Running ollama or llama.cpp on ROCm 6.2 results in the same CUBLAS_STATUS_INTERNAL_ERROR error:

rocBLAS error: Tensile solution found, but exception thrown for { a_type: "f16_r", b_type: "f16_r", c_type: "f16_r", d_type: "f16_r", compute_type: "f16_r", transA: 'T', transB: 'N', M: 128, N: 2, K: 32, alpha: 1, row_stride_a: 1, col_stride_a: 4096, row_stride_b: 1, col_stride_b: 32, row_stride_c: 1, col_stride_c: 128, row_stride_d: 1, col_stride_d: 128, beta: 0, batch_count: 40, strided_batch: true, stride_a: 524288, stride_b: 64, stride_c: 256, stride_d: 256, atomics_mode: atomics_allowed }
Alpha value 7.21875 doesn't match that set in problem: 1
ggml/src/ggml-cuda.cu:70: ROCm errorROCm error: CUBLAS_STATUS_INTERNAL_ERROR
  current device: 0, in function ggml_cuda_mul_mat_batched_cublas at ggml/src/ggml-cuda.cu:1839
  hipblasGemmStridedBatchedEx(ctx.cublas_handle(), HIPBLAS_OP_T, HIPBLAS_OP_N, ne01, ne11, ne10, alpha, (const char *) src0_f16, HIPBLAS_R_16F, nb01/nb00, nb02/nb00, (const char *) src1_f16, HIPBLAS_R_16F, nb11/nb10, nb12/nb10, beta, ( char *) dst_t, cu_data_type, ne01, nb2/nb0, ne12*ne13, cu_compute_type, HIPBLAS_GEMM_DEFAULT)
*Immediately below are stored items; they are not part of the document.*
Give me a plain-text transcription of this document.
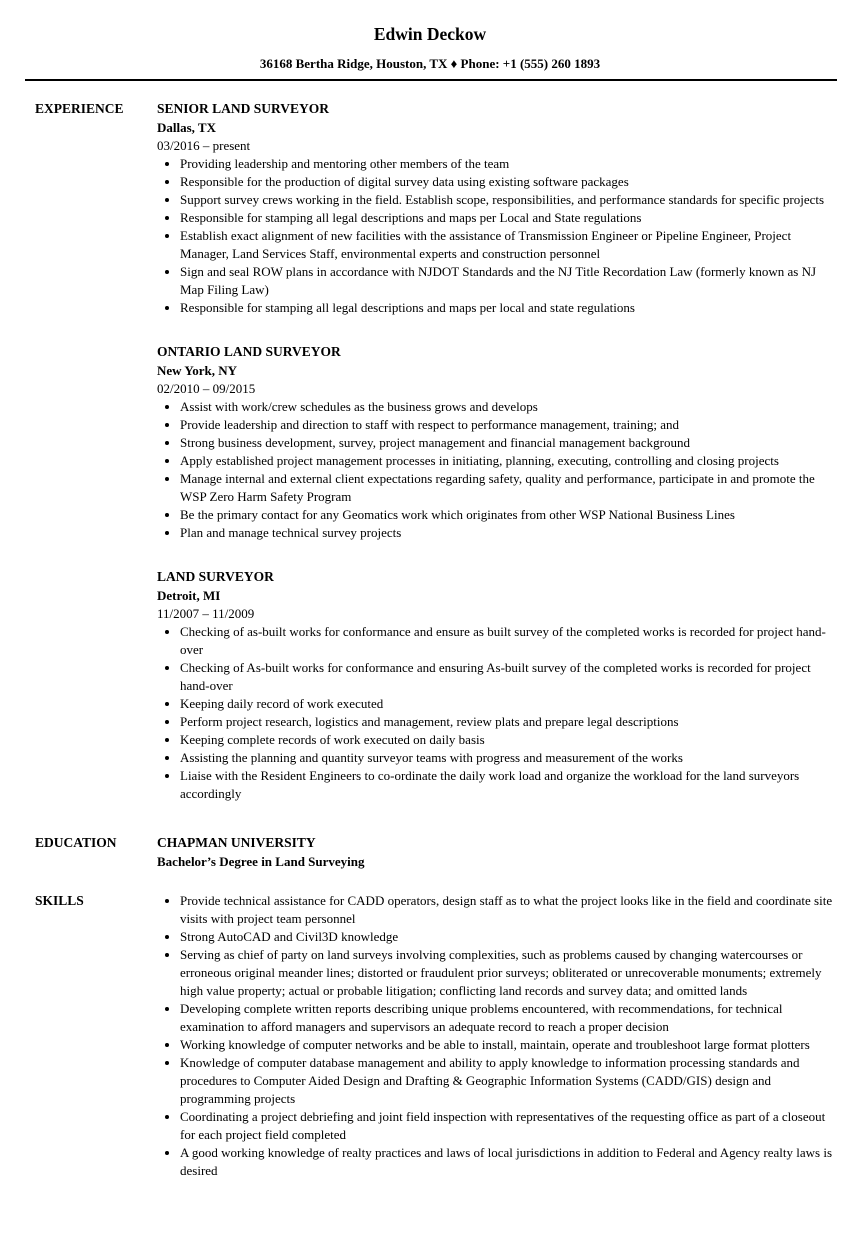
Edwin Deckow
36168 Bertha Ridge, Houston, TX ♦ Phone: +1 (555) 260 1893
EXPERIENCE	SENIOR LAND SURVEYOR
Dallas, TX
03/2016 – present
• Providing leadership and mentoring other members of the team
• Responsible for the production of digital survey data using existing software packages
• Support survey crews working in the field. Establish scope, responsibilities, and performance standards for specific projects
• Responsible for stamping all legal descriptions and maps per Local and State regulations
• Establish exact alignment of new facilities with the assistance of Transmission Engineer or Pipeline Engineer, Project Manager, Land Services Staff, environmental experts and construction personnel
• Sign and seal ROW plans in accordance with NJDOT Standards and the NJ Title Recordation Law (formerly known as NJ Map Filing Law)
• Responsible for stamping all legal descriptions and maps per local and state regulations
ONTARIO LAND SURVEYOR
New York, NY
02/2010 – 09/2015
• Assist with work/crew schedules as the business grows and develops
• Provide leadership and direction to staff with respect to performance management, training; and
• Strong business development, survey, project management and financial management background
• Apply established project management processes in initiating, planning, executing, controlling and closing projects
• Manage internal and external client expectations regarding safety, quality and performance, participate in and promote the WSP Zero Harm Safety Program
• Be the primary contact for any Geomatics work which originates from other WSP National Business Lines
• Plan and manage technical survey projects
LAND SURVEYOR
Detroit, MI
11/2007 – 11/2009
• Checking of as-built works for conformance and ensure as built survey of the completed works is recorded for project hand-over
• Checking of As-built works for conformance and ensuring As-built survey of the completed works is recorded for project hand-over
• Keeping daily record of work executed
• Perform project research, logistics and management, review plats and prepare legal descriptions
• Keeping complete records of work executed on daily basis
• Assisting the planning and quantity surveyor teams with progress and measurement of the works
• Liaise with the Resident Engineers to co-ordinate the daily work load and organize the workload for the land surveyors accordingly
EDUCATION	CHAPMAN UNIVERSITY
Bachelor’s Degree in Land Surveying
SKILLS	• Provide technical assistance for CADD operators, design staff as to what the project looks like in the field and coordinate site visits with project team personnel
• Strong AutoCAD and Civil3D knowledge
• Serving as chief of party on land surveys involving complexities, such as problems caused by changing watercourses or erroneous original meander lines; distorted or fraudulent prior surveys; obliterated or unrecoverable monuments; extremely high value property; actual or probable litigation; conflicting land records and survey data; and omitted lands
• Developing complete written reports describing unique problems encountered, with recommendations, for technical examination to afford managers and supervisors an adequate record to reach a proper decision
• Working knowledge of computer networks and be able to install, maintain, operate and troubleshoot large format plotters
• Knowledge of computer database management and ability to apply knowledge to information processing standards and procedures to Computer Aided Design and Drafting & Geographic Information Systems (CADD/GIS) design and programming projects
• Coordinating a project debriefing and joint field inspection with representatives of the requesting office as part of a closeout for each project field completed
• A good working knowledge of realty practices and laws of local jurisdictions in addition to Federal and Agency realty laws is desired
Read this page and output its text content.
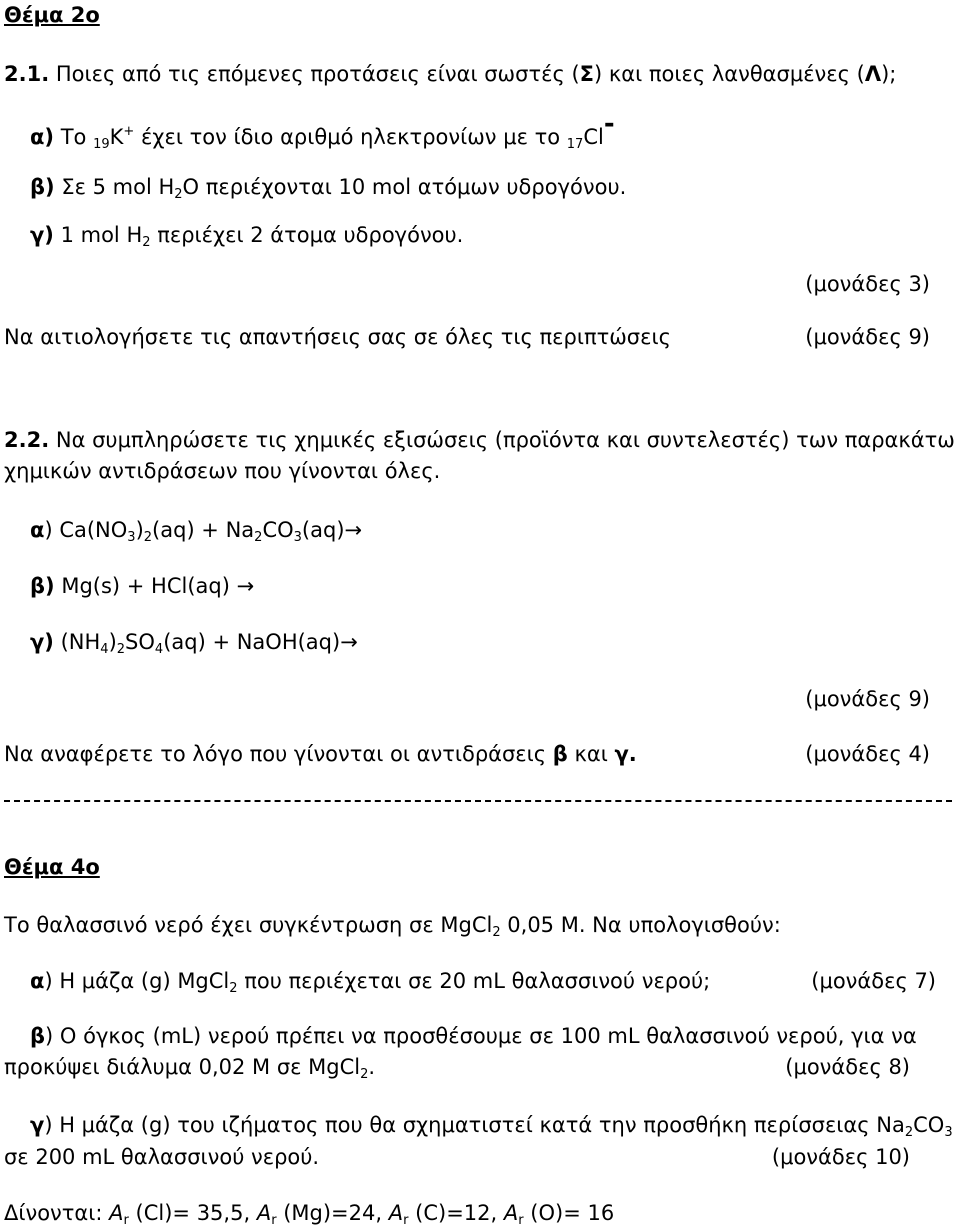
Θέμα 2ο
2.1. Ποιες από τις επόμενες προτάσεις είναι σωστές (Σ) και ποιες λανθασμένες (Λ);
α) Το 19K+ έχει τον ίδιο αριθμό ηλεκτρονίων με το 17Cl-
β) Σε 5 mol $H_2O$ περιέχονται 10 mol ατόμων υδρογόνου.
γ) 1 mol $H_2$ περιέχει 2 άτομα υδρογόνου.
(μονάδες 3)
Να αιτιολογήσετε τις απαντήσεις σας σε όλες τις περιπτώσεις	(μονάδες 9)
2.2. Να συμπληρώσετε τις χημικές εξισώσεις (προϊόντα και συντελεστές) των παρακάτω
χημικών αντιδράσεων που γίνονται όλες.
α) $Ca(NO_3)_2(aq) + Na_2CO_3(aq)\to$
β) Mg(s) + HCl(aq) →
γ) $(NH_4)_2SO_4(aq)$ + NaOH(aq)→
(μονάδες 9)
Να αναφέρετε το λόγο που γίνονται οι αντιδράσεις β και γ.	(μονάδες 4)
Θέμα 4ο
Το θαλασσινό νερό έχει συγκέντρωση σε MgCl$_2$ 0,05 M. Να υπολογισθούν:
α) Η μάζα (g) MgCl$_2$ που περιέχεται σε 20 mL θαλασσινού νερού;	(μονάδες 7)
β) Ο όγκος (mL) νερού πρέπει να προσθέσουμε σε 100 mL θαλασσινού νερού, για να
προκύψει διάλυμα 0,02 M σε MgCl$_2$.	(μονάδες 8)
γ) Η μάζα (g) του ιζήματος που θα σχηματιστεί κατά την προσθήκη περίσσειας $Na_2CO_3$
σε 200 mL θαλασσινού νερού.	(μονάδες 10)
Δίνονται: $A_r$ (Cl)= 35,5, $A_r$ (Mg)=24, $A_r$ (C)=12, $A_r$ (O)= 16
ptrace: Operation not permitted.
No stack.
The program is not being run.
Aborted (core dumped)

When running with AMD_LOG_LEVEL=4, llama.cpp causes multiple hipErrorNotFound errors, where ollama only causes an hipErrorNotReady error (see logs).

The error is independent of the model being run.

Tested on gfx1030 / RX 6900 XT.